Saint Anthony of Padua is an oil on panel painting by Cosmè Tura, executed c. 1484–1490, one of the artist's last works. It is held in the Galleria Estense in Modena.

==History==
The work is mentioned in a 1490 letter from the artist to Ercole I d'Este, Duke of Ferrara, in which he asks for payment for it, stating "I do not know how to live and survive in this way, not finding work or opportunity to support my family and myself". The painting had been produced for Ercole's nephew Nicolò Gurone, soon to be bishop of Adria.
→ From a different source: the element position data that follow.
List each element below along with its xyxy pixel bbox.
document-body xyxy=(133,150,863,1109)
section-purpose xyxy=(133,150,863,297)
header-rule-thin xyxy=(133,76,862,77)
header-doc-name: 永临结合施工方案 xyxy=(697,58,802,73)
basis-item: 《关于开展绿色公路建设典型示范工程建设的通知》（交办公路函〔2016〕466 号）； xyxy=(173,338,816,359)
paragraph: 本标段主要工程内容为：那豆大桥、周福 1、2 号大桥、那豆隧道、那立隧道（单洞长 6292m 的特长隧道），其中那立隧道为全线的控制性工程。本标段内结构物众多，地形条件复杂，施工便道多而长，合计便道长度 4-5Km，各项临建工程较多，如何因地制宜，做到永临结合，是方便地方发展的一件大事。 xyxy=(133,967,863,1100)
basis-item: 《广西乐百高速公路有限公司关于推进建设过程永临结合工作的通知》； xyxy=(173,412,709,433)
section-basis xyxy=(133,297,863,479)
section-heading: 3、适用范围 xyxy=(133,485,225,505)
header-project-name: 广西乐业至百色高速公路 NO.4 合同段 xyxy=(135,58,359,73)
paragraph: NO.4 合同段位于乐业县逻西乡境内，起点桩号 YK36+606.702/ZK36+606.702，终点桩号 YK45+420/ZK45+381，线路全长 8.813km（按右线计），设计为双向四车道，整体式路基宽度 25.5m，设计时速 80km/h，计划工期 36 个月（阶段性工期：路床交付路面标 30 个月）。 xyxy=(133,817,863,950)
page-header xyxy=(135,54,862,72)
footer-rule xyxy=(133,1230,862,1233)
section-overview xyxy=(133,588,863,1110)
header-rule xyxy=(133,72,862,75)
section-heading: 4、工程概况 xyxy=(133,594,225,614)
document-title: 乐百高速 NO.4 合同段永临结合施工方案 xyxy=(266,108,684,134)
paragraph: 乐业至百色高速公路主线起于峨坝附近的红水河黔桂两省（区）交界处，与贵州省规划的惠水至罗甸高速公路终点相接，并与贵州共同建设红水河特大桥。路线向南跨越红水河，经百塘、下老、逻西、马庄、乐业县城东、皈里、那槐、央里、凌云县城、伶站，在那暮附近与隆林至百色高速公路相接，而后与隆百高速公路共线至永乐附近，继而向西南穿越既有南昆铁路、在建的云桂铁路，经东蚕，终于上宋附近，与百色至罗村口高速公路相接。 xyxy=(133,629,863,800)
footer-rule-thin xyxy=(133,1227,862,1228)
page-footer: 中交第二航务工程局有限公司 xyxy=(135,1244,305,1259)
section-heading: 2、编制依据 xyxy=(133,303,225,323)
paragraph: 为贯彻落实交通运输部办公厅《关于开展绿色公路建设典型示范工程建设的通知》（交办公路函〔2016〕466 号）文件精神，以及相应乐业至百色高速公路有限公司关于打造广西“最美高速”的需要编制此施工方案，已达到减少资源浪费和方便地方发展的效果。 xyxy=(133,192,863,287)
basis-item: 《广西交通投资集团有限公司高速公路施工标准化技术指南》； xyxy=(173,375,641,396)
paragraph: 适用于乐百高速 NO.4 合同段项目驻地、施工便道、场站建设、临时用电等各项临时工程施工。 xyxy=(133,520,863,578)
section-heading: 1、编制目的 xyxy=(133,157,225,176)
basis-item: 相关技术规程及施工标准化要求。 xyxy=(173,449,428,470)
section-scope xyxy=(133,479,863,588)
Originally placed in the church of San Nicolò in Ferrara, it then passed through several institutions before being acquired by the Italian state for its current owner in 1906.

==Description==
The painting shows the final developments of Tura's art, marked by a deep and original expressionism with flashes of visionary invention. The saint is represented very tall, with an emaciated and shocked face and in a reduced color scheme, which makes him look like a grotesque statue. The folds of his clothing are embossed by the incisive chiaroscuro as if they were made of stone, while some sharp lines, as in his hands, break the smooth course of the figure. The scene is set in a loggia with a checkerboard floor in perspective and an arch, supported by two Corinthian pillars with pulvinus, beyond which it opens a vast seascape with a lowered horizon, which makes the saint appear even higher. In the sea there are some inlets with boats, softly illuminated by the golden light of the sunset.